Do this little exercise – find a way to see how many devices are actually on your network. Here’s one way to do this, or if you have something like the Google Wifi points, you may use their app. You’ll probably be surprised at the number of devices that are using up bandwidth (check also that all the devices are approved by you!). It’s likely that you have underestimated your needed bandwidth rather than overestimated it. Keep in mind also that streaming and Zoom meetings require a significant amount of bandwidth. I would recommend a minimum of 100 Mbps service, with a preference of 300 Mbps+. This will help alleviate the dreaded buffering or pixelation that dooms business calls to failure. 

Use Ethernet Where Possible

You’ve probably heard that WiFi networks aren’t super secure. This is correct, though there are certainly things that you can do to protect yourself. No matter how good your WiFi is, you also may have dead spots or interference that could impact your signal. Using a wired ethernet connection is a good way to make yourself more secure and stable. Most modern homes now have cabling, though you will want to assure that you don’t have Cat5 wiring since that could potentially be slower than your WiFi in some cases.

Cable Modem and Router

When was the last time you checked on your cable modem to assure you have that equipment up to date? It’s worth a look and/or a phone call to your internet service provider (ISP). Cable modems can be a number of years old and don’t offer the same efficiency that newer models achieve. 
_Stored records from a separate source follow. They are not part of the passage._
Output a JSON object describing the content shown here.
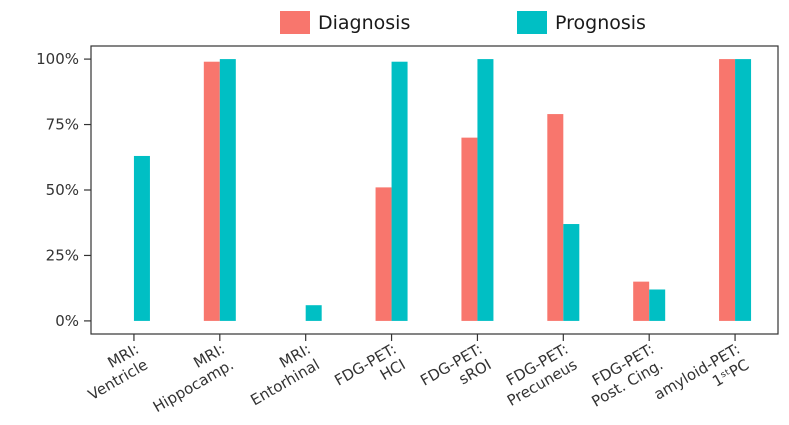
{
  "chart_data": {
    "type": "bar",
    "categories": [
      [
        "MRI:",
        "Ventricle"
      ],
      [
        "MRI:",
        "Hippocamp."
      ],
      [
        "MRI:",
        "Entorhinal"
      ],
      [
        "FDG-PET:",
        "HCI"
      ],
      [
        "FDG-PET:",
        "sROI"
      ],
      [
        "FDG-PET:",
        "Precuneus"
      ],
      [
        "FDG-PET:",
        "Post. Cing."
      ],
      [
        "amyloid-PET:",
        "1ˢᵗPC"
      ]
    ],
    "series": [
      {
        "name": "Diagnosis",
        "color": "#f8766d",
        "values": [
          0,
          99,
          0,
          51,
          70,
          79,
          15,
          100
        ]
      },
      {
        "name": "Prognosis",
        "color": "#00bfc4",
        "values": [
          63,
          100,
          6,
          99,
          100,
          37,
          12,
          100
        ]
      }
    ],
    "yticks": [
      "0%",
      "25%",
      "50%",
      "75%",
      "100%"
    ],
    "ytick_values": [
      0,
      25,
      50,
      75,
      100
    ],
    "ylim": [
      -5,
      105
    ],
    "legend_position": "top",
    "grid": false
  }
}
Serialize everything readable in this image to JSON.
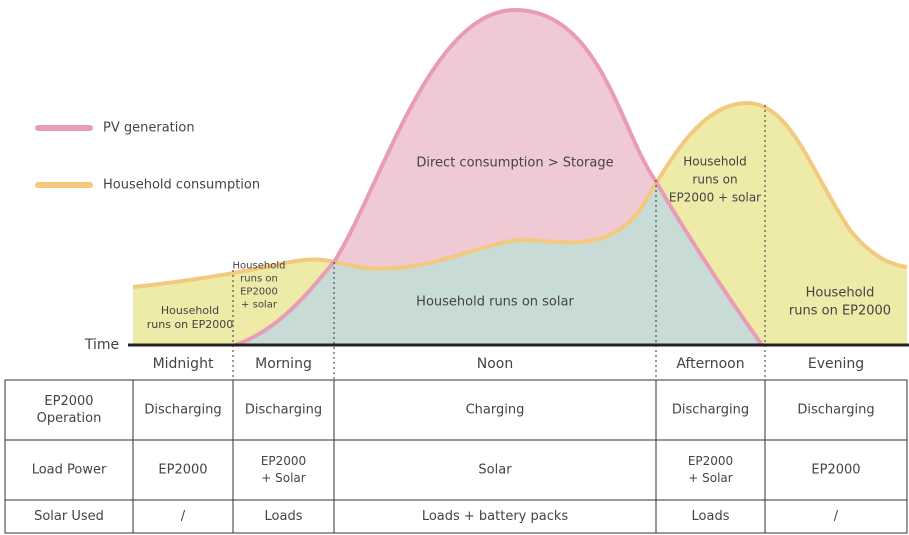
{
  "legend": [
    {
      "label": "PV generation"
    },
    {
      "label": "Household consumption"
    }
  ],
  "area_labels": [
    [
      "Household",
      "runs on EP2000"
    ],
    [
      "Household",
      "runs on",
      "EP2000",
      "+ solar"
    ],
    [
      "Household runs on solar"
    ],
    [
      "Direct consumption > Storage"
    ],
    [
      "Household",
      "runs on",
      "EP2000 + solar"
    ],
    [
      "Household",
      "runs on EP2000"
    ]
  ],
  "axis_label": "Time",
  "periods": [
    "Midnight",
    "Morning",
    "Noon",
    "Afternoon",
    "Evening"
  ],
  "table": {
    "rows": [
      [
        [
          "EP2000",
          "Operation"
        ],
        [
          "Discharging"
        ],
        [
          "Discharging"
        ],
        [
          "Charging"
        ],
        [
          "Discharging"
        ],
        [
          "Discharging"
        ]
      ],
      [
        [
          "Load Power"
        ],
        [
          "EP2000"
        ],
        [
          "EP2000",
          "+ Solar"
        ],
        [
          "Solar"
        ],
        [
          "EP2000",
          "+ Solar"
        ],
        [
          "EP2000"
        ]
      ],
      [
        [
          "Solar Used"
        ],
        [
          "/"
        ],
        [
          "Loads"
        ],
        [
          "Loads + battery packs"
        ],
        [
          "Loads"
        ],
        [
          "/"
        ]
      ]
    ]
  }
}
Good performing WiFi is key and provided in a couple of ways. Sometimes the cable modem also has a router in it, though if it is older technology you will probably want to use your own router. Aren’t sure the difference between a modem and router? Here’s a helpful post.

Eliminate WiFi Dead Spots

If you have a larger home or want to assure that your WiFi signal can reach certain areas of the house (workbench, screened in porch, your WiFi enabled birdbath), you will probably want to consider a mesh network. Basically a mesh network is one network created out of a number of devices sending WiFi signals. The one I use is from Google. The nice part about using this type of network is it’s fairly portable, allowing you to move the “pucks” around if you are seeing a decrease in the quality of the signal in any particular spot. Furthermore, you may plug in an ethernet cable in many cases to make the connection wired.

Protect Your Network

There are a number of things you can do to protect your network from cyber attacks. Using strong, unique passwords will help wall off your exposure when (not if!) you are compromised. A password keeper such as 1Password will help you keep track of your passwords instead of that yellow sheet of paper you keep next to your laptop. Running regular virus and malware checks using software is also a good idea to assure you haven’t picked up something while you browse around. Avast offers a free virus protection program that’s easy to use. Finally, using a VPN creates a “tunnel” that shields your web browsing from your internet service provider and other prying eyes. This is also important when you go out to places that may have unsecured wireless networks as well.

Putting It All Together

If all of this seems like a lot, consider the role of each of the items discussed above. The pipeline into the home is provided by a cable. If you’re lucky, it’s a fiber optic one since they offer incredible bandwidth capabilities. The modem receives the signal from the cable, and the router helps move around the signal to different places, including the wireless network in many cases. Some will choose to set up a mesh network as an alternative, sending wireless signals from different points stationed around the house. 

Regardless of how simple or complex your needs are, it is important from a business perspective to have a stable, secure network. Take the time to educate yourself and make the best use of your home office!